Using TensorFlow backend.


### Connect All Parts

Now we have the data loader, feature extractor, and the classifier. We can connect them to finish this pipeline of classification.

In [21]:
train_file = "data/train.csv"
test_file = "data/test.csv"
ans_file = "data/ans.csv"
pred_file = "data/pred.csv"

# load data
train_ids, train_texts, train_labels = load_data(train_file)
test_ids, test_texts, _ = load_data(test_file)
test_labels = load_labels(ans_file)

# extract features

# tokenization
# the input is the text and the output is the word list
train_tokens = [tokenize(text) for text in train_texts]
test_tokens = [tokenize(text) for text in test_texts]

# stemming
# the input is the word list and the ouput is the stemmed word list
train_stemmed = [stem(tokens) for tokens in train_tokens]
test_stemmed = [stem(tokens) for tokens in test_tokens]

# 2-gram
# the input can be either the stemmed tokens or the original tokens
# and the ouput is the 2_gram representation list
train_2_gram = [n_gram(tokens, 2) for tokens in train_stemmed]
test_2_gram = [n_gram(tokens, 2) for tokens in test_stemmed]

# remove stopwords
# the input should be the stemmed tokens and the output is a cleanner token list
train_stemmed = [filter_stopwords(tokens) for tokens in train_stemmed]
test_stemmed = [filter_stopwords(tokens) for tokens in test_stemmed]

# build the feature list
train_feats = list()
for i in range(len(train_ids)):
    # concatenate the stemmed token list and the 2_gram list together
    train_feats.append(train_stemmed[i] + train_2_gram[i])
test_feats = list()
for i in range(len(test_ids)):
    # concatenate the stemmed token list and the 2_gram list together
    test_feats.append(test_stemmed[i] + test_2_gram[i])

# build the feature dict
feats = set()
# collect all features
for f in train_feats:
    feats.update(f)
print("Size of features:", len(feats))
# build a mapping from features to indices
feats_dict = dict(zip(feats, range(len(feats))))

# build the feats_matrix
# convert each example to a ont-hot vector, and then stack vectors as a matrix
train_feats_matrix = np.vstack([get_onehot_vector(f, feats_dict) for f in train_feats])
test_feats_matrix = np.vstack([get_onehot_vector(f, feats_dict) for f in test_feats])

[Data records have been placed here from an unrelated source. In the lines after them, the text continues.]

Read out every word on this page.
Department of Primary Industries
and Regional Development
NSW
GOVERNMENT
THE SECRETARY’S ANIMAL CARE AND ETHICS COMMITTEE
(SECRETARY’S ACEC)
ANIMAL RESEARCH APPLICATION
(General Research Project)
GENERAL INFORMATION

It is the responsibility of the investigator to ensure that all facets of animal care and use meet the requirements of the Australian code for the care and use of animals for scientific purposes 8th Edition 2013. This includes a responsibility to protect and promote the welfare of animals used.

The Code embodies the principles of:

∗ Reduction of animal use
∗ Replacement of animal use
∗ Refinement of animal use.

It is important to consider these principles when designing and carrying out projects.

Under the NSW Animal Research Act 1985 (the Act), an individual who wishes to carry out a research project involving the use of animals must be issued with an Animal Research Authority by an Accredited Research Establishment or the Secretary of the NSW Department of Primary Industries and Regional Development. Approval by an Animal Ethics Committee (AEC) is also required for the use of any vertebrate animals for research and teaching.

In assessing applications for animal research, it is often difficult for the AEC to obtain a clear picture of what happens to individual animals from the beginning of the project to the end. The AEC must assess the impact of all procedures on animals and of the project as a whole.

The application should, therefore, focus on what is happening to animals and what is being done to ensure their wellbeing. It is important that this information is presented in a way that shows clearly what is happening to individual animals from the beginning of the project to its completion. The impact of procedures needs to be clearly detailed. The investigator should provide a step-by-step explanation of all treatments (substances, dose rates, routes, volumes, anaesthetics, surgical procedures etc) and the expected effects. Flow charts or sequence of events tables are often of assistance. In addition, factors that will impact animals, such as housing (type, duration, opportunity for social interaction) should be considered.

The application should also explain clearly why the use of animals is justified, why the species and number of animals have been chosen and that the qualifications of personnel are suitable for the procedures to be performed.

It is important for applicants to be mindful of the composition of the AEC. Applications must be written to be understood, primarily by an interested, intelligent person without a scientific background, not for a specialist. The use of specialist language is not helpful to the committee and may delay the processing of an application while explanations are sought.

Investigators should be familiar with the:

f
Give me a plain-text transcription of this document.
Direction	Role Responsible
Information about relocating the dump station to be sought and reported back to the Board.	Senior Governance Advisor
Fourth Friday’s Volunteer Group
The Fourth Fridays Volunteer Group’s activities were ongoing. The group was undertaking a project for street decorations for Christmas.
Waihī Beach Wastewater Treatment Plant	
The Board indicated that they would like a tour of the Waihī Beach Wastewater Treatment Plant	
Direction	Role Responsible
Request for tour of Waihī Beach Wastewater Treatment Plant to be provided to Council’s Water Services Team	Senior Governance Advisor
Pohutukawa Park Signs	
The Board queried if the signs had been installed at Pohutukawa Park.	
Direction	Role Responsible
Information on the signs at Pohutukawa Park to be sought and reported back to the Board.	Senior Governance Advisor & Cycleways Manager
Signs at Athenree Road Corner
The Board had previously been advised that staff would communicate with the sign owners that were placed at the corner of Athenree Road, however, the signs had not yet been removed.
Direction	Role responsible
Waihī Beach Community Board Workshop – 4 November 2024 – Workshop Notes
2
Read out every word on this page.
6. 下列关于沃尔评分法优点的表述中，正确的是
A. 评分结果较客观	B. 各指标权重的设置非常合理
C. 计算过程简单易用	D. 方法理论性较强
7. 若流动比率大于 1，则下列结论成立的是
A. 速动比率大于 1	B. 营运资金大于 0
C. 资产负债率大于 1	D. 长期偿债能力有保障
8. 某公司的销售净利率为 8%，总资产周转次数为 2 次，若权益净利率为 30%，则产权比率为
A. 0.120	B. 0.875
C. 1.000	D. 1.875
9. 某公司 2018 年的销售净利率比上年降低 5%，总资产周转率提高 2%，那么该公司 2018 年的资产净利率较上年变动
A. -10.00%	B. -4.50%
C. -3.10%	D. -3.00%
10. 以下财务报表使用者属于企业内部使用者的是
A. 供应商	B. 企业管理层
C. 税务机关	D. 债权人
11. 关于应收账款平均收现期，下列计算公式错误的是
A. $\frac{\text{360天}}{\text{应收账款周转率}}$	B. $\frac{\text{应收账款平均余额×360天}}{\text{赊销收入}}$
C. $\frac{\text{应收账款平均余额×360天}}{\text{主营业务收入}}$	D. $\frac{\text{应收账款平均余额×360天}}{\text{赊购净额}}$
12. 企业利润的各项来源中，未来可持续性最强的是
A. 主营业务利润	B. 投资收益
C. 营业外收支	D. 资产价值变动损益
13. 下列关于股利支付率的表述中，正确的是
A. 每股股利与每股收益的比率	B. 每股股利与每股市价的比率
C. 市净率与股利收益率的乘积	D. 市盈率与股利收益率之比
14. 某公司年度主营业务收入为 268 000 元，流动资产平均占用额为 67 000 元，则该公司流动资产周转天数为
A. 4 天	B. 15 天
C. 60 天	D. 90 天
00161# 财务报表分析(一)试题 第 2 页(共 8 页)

# convert labels to label_matrix
num_classes = max(train_labels)
# convert each label to a ont-hot vector, and then stack vectors as a matrix
train_label_matrix = K.utils.to_categorical(train_labels-1, num_classes=num_classes)
test_label_matrix = K.utils.to_categorical(test_labels-1, num_classes=num_classes)

# build the classifier
model = build_classifier(len(feats_dict), num_classes, learning_rate=0.1)

Size of features: 100870


We need to specify the training hyperparameters to train a classifier. We set the total_epoch as 10, the batch_size as 100.

In [23]:
# training

model.fit(train_feats_matrix, train_label_matrix, epochs=10, batch_size=100)

Epoch 1/10
Epoch 2/10
Epoch 3/10
Epoch 4/10
Epoch 5/10
Epoch 6/10
Epoch 7/10
Epoch 8/10
Epoch 9/10
Epoch 10/10


<keras.callbacks.callbacks.History at 0x21a3a418508>

Let's try this pipeline for test data!

In [24]:
# evaluation
train_score = model.evaluate(train_feats_matrix, train_label_matrix, batch_size=100)
test_score = model.evaluate(test_feats_matrix, test_label_matrix, batch_size=100)
print("training loss:", train_score[0], "training accuracy", train_score[1])
print("test loss:", test_score[0], "test accuracy", test_score[1])

training loss: 0.5424470275640487 training accuracy 0.8790000081062317
test loss: 1.0928072929382324 test accuracy 0.5649999976158142


You can try different hyperparameters by yourselves.

However, our classifier here is overfitted. The training loss is much smaller than the test loss.
Later we will introduce more strategies to make classifiers better generalized.

In [23]:
# save predictions
test_pred = model.predict_classes(test_feats_matrix)
write_predictions(pred_file, test_pred)